Sangre
matancera.
Los sobresaltos lo
mantienen alerta. Escucha en la
oscuridad de la noche el repiqueteo de las gotas sobre la lona de la trinchera.
Logra escapar al frío, el barro y el olor rancio de la muerte recordando a sus
alumnos y los días de lluvia…
Llovía
torrencialmente. Tras saltar baldosas flojas y piedras asentadas para evitar
los charcos de “La Palito”, Doña Rita, la portera, los esperaba a todos con tortas
fritas. Las paredes de chapa de la escuela lo recibían. Había que sacarse las
bolsitas de residuos anudadas al tobillo y entrar en calor con un matecocido.

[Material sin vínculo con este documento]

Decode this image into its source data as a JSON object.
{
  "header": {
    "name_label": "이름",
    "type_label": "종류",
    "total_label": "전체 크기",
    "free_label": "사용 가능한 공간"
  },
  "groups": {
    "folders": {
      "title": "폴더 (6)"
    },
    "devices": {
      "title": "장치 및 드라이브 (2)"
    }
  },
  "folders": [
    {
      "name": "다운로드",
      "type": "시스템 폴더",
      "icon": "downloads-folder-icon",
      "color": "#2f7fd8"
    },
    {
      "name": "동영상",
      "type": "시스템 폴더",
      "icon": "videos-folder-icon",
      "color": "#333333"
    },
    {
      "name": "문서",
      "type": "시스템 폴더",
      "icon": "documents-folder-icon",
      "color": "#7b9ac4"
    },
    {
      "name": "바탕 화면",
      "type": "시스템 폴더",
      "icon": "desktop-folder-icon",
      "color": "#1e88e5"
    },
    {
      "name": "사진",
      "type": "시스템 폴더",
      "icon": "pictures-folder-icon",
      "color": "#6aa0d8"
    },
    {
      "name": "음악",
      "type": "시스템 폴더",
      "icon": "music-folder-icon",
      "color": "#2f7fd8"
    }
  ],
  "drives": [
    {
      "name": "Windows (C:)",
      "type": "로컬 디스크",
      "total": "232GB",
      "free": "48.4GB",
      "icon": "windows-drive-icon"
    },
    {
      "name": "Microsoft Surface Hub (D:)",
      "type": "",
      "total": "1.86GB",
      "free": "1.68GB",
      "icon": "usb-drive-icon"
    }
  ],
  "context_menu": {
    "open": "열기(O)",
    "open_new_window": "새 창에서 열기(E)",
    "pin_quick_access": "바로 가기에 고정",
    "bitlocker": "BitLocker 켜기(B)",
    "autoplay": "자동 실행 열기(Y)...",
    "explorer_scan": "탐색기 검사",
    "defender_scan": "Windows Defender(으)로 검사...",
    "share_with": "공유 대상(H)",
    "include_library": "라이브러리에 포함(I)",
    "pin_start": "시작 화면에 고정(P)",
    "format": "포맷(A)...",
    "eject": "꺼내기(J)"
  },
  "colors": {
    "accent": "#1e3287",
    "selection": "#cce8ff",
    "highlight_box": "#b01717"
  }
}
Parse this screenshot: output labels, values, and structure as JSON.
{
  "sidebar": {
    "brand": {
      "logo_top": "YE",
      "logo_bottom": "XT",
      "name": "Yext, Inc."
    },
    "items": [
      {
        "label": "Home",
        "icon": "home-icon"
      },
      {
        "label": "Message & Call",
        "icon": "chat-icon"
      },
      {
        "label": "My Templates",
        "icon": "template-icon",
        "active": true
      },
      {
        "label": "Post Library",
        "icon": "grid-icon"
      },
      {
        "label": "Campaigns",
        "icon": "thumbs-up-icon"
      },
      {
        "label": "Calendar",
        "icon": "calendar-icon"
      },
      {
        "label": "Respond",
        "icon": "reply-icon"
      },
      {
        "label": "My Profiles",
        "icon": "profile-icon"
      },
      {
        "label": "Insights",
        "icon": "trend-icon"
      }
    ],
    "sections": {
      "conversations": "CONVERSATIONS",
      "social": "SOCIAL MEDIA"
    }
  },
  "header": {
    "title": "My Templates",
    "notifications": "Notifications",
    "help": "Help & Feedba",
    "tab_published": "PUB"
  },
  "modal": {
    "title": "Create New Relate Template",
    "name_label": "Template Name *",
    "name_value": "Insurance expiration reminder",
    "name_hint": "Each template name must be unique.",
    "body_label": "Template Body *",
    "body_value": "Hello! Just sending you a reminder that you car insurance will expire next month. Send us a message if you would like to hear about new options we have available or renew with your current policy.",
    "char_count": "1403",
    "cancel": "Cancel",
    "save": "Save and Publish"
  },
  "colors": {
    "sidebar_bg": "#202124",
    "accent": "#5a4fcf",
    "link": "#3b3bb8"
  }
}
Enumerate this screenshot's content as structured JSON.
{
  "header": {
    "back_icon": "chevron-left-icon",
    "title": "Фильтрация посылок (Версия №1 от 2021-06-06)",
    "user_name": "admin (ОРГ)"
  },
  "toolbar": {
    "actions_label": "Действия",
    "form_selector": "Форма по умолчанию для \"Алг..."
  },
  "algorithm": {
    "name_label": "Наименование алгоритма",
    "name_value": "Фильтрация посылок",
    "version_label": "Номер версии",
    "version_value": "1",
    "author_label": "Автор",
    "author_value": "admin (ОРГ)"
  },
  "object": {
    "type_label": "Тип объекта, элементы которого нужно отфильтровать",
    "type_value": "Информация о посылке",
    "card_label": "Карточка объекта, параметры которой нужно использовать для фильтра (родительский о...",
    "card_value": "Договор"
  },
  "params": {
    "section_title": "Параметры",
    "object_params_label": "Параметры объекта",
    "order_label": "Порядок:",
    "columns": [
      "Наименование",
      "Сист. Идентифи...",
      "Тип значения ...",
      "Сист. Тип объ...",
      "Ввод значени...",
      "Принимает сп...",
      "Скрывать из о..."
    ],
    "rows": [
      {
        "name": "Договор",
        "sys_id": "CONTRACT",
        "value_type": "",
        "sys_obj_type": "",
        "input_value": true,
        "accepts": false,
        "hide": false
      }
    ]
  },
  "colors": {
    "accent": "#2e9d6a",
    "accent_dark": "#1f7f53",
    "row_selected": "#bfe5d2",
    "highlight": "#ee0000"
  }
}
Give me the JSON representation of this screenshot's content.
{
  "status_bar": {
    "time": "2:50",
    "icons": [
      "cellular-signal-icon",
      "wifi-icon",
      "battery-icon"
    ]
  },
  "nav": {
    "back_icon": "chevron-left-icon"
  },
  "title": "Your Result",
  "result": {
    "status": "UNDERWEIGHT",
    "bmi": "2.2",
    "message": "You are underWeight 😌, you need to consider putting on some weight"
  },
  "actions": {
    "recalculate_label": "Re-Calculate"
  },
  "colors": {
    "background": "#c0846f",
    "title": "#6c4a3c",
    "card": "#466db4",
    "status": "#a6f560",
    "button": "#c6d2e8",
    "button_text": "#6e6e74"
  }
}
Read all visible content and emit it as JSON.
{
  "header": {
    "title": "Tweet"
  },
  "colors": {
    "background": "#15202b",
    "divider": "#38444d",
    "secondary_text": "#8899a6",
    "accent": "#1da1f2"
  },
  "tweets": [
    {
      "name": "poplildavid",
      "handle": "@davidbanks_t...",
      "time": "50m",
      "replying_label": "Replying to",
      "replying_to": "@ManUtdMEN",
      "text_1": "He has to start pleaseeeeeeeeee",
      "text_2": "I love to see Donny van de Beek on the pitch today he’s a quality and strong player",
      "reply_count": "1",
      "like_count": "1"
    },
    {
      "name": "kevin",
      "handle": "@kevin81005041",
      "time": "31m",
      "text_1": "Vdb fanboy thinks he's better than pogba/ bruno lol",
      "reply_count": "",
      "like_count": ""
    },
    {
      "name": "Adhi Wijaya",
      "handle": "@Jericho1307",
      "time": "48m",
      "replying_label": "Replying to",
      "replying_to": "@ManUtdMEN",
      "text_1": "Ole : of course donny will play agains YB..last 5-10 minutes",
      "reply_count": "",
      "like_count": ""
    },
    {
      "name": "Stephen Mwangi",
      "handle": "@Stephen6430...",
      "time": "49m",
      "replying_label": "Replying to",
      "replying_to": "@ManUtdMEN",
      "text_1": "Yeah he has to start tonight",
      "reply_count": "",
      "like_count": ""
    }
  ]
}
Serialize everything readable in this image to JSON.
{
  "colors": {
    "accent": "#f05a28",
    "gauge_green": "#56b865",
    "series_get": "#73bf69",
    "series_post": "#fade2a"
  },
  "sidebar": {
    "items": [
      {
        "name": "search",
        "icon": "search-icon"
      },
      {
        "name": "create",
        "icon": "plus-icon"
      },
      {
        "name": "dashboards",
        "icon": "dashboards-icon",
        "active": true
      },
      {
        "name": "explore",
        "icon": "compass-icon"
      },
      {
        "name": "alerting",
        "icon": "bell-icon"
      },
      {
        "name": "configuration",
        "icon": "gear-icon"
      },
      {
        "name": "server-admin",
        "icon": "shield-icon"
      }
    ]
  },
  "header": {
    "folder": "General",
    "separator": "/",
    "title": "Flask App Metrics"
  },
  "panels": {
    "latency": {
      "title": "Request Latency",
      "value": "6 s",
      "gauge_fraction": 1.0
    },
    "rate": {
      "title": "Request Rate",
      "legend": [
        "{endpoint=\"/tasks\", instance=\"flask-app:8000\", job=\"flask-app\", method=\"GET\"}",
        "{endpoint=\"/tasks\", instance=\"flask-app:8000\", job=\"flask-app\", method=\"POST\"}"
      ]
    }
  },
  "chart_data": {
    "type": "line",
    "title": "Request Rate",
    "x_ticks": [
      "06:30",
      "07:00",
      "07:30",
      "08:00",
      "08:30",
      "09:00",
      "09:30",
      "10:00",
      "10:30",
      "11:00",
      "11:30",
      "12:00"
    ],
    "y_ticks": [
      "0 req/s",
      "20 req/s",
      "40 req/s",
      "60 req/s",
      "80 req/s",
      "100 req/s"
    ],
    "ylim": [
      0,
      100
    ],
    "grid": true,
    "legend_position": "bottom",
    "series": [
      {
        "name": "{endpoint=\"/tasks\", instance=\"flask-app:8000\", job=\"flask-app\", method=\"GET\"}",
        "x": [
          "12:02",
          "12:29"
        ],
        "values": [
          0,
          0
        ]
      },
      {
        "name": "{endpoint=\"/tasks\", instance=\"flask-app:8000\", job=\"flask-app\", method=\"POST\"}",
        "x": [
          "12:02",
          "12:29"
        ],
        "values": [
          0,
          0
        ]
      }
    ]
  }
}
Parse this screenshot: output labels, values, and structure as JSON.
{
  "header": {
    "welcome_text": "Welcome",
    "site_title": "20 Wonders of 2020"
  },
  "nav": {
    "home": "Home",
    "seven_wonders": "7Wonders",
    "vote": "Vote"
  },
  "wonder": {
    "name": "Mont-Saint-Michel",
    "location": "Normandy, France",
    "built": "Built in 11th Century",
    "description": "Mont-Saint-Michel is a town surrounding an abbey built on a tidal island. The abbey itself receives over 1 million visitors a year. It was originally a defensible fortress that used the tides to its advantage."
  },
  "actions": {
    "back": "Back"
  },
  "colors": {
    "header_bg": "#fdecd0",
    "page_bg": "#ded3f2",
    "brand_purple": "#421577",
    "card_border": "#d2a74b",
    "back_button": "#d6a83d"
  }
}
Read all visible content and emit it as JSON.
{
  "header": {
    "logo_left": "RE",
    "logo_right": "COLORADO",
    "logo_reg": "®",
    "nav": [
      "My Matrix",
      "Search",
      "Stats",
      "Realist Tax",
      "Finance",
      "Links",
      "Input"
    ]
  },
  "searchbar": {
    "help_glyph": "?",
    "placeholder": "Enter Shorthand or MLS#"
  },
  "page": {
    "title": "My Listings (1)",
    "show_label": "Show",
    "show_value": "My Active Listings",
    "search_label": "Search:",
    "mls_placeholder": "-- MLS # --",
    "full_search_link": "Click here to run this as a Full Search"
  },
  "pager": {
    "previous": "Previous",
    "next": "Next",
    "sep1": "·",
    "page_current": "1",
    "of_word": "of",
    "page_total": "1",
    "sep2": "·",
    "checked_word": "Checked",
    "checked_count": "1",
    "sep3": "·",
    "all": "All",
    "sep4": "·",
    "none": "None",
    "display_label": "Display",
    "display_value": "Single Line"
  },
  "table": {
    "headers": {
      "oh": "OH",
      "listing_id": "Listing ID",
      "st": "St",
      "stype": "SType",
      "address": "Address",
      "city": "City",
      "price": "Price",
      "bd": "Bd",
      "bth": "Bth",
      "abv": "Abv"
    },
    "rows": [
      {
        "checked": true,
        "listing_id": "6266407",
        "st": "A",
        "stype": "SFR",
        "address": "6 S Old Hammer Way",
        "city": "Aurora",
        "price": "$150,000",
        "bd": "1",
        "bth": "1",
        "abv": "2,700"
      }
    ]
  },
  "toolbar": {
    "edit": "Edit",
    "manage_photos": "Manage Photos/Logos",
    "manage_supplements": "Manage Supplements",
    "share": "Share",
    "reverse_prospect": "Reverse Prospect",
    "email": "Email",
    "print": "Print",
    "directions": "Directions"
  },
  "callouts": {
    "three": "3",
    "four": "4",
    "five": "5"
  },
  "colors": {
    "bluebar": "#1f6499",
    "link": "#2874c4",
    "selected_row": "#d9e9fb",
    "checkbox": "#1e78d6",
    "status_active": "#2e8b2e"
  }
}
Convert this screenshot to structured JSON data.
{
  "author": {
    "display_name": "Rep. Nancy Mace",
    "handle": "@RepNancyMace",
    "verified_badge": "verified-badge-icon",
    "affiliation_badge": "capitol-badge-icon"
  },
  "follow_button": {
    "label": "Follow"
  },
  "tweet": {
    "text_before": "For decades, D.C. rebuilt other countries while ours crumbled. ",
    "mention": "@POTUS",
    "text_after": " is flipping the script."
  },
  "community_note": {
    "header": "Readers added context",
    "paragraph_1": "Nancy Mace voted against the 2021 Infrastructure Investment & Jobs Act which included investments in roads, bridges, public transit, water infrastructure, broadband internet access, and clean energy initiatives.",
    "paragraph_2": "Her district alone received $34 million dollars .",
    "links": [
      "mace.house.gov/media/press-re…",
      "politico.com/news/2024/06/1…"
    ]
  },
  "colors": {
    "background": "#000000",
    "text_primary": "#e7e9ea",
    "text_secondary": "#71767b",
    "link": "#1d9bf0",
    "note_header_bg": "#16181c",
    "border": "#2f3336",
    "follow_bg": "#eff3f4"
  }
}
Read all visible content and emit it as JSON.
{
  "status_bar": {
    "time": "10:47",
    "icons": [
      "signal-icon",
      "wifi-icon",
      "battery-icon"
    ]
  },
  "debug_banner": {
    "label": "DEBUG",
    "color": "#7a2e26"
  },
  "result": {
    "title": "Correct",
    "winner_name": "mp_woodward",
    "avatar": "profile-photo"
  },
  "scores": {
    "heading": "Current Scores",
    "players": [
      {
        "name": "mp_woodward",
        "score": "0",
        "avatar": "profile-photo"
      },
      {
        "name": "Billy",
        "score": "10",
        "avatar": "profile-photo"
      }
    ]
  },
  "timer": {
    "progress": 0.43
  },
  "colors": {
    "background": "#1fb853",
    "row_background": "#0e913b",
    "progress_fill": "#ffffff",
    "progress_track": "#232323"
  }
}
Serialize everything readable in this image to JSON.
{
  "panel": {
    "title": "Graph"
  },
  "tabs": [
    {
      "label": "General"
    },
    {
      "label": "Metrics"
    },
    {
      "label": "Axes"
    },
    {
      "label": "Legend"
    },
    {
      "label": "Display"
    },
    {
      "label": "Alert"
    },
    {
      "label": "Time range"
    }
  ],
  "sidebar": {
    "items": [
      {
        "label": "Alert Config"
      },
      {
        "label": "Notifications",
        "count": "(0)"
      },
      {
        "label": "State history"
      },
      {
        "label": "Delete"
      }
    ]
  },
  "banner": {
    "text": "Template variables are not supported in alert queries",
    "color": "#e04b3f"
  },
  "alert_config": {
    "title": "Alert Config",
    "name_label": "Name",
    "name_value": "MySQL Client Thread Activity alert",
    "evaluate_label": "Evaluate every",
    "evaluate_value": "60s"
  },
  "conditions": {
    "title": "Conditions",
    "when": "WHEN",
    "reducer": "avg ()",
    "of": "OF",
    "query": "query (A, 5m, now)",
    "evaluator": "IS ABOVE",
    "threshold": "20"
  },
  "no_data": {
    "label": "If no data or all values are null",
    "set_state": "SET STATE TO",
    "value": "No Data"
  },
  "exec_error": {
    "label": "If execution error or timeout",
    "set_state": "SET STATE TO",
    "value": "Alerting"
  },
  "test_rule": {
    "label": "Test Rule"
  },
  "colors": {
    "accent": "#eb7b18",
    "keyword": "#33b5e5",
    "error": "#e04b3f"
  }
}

José llegó empapado y tiritando. Tenía 8 años y le encantaba pintar, escuchar
las historias patrióticas y los versos de Almafuerte, porque era un escritor
matancero que le gustaba lo mismo que a él. Un día hicieron pan y María, se
lució con sus conocimientos, ya que su familia trabajaba en la panadería de la
iglesia del barrio. Otra vez, Julio les contó sobre los querandíes, la
conquista española y los primeros pobladores matanceros. Terminaron escribiendo
historias acerca de Soychú y el Gualicho. Esa mañana de marzo, Julio aprovechó
el día de lluvia para hacer con José un mapa tamaño papel afiche de las Islas
Malvinas para usar de telón en la conmemoración del 10 de junio. Lo hicieron a
mano alzada, copiando por cuadrículas, detenidamente, el mapa que encontraron
en el manual Kapeluz Bonaerense. Cuando terminaron se sentaron sobre Malvina y
Soledad. El maestro le contó por qué las islas eran argentinas. Las abordaron… Como si fuera una alfombra mágica que los llevaría a un destino incierto, charlaron
sobre la patria. Aquella mañana fue la última jornada del maestro. Al salir de
la escuela, se bajó en Crovara y caminó las cuatro cuadras desde la parada del
cuartel de La Tablada a su casa. Como un presagio de tiempos ancestrales, decidió
a continuar la lucha contra los conquistadores.